Do you consider this pink? ? ?


----------



## upsideduck (Mar 8, 2012)

shellieca said:


> Do you consider this pink? ? ?


That is quite a lovely pale pink. I have three pink fish. I wish I still had my camera so I could take picture now, but I have two pink girls that belong to my sorority, and a pink boy, with darker pink spots on his fins.


----------



## TeteRouge (Jan 24, 2013)

:nicefish:Wow, there are some beautiful pink bettas here! @Elsewhere, that is nice usage of plants to compliment the color!


----------



## dramaqueen (Jul 7, 2008)

Very pretty.


----------



## Krys (Jul 28, 2009)

I WOULD order from AB, but I live up north and right now is just NOT the time to be sending a little cutie through the mail, even though they have heat packs, we just had a north easter and the roads are horrible and it's like 10*F outside.
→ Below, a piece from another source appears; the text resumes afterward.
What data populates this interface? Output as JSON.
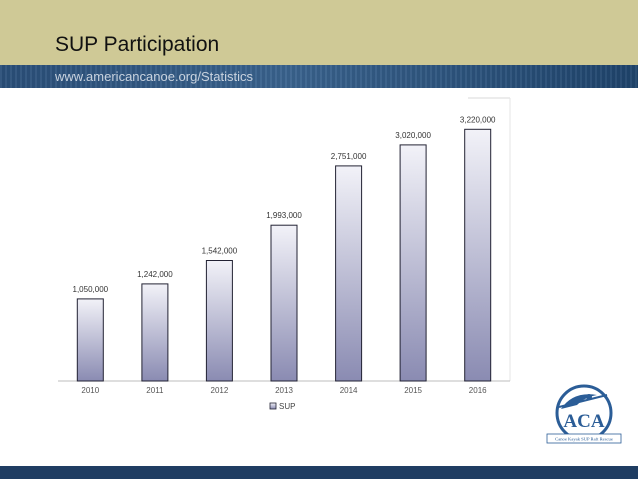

I'm not going to subject a helpless little lovely to that right now... and I don't exactly have the money, AB is pretty expensive. Maybe I'll get lucky and find one at a LPS or Petco/smart. I found Horizon-- my gorgeous purple one (RIP), a while back at petsmart.


----------



## rebeccaodell (Feb 11, 2013)

I have seen bettra with some pink but I don't think I ever seen a batta that was all pink


----------



## brookeandbubba (Feb 8, 2013)

themis looks kinda blind.. are they?


----------



## Elsewhere (Dec 30, 2012)

brookeandbubba said:


> themis looks kinda blind.. are they?


Yeah, Themis is partially blind and will probably be completely one day. She has difficulty finder her food, but she manages. Not all are like that, if you're asking. I bought her like that and didn't notice until after, but even if I had I wouldn't have given her up XD


----------



## brookeandbubba (Feb 8, 2013)

as you probably can see by the pic, the black of her eye looks grey ., so yea thats why , whes so cute tho


----------



## popcorndeer (Feb 4, 2013)

Shinji is 100% pink if he isnt pink no betta is lol

Shinji is buttons betta fish


----------



## Fenghuang (Dec 28, 2012)

Ryu's kind of a bright reddish pink. The lighting makes him look darker in pictures though.


----------



## Otterfun (Dec 31, 2012)

saw some baby pink color with a burgundy tail half moon at Petco.


----------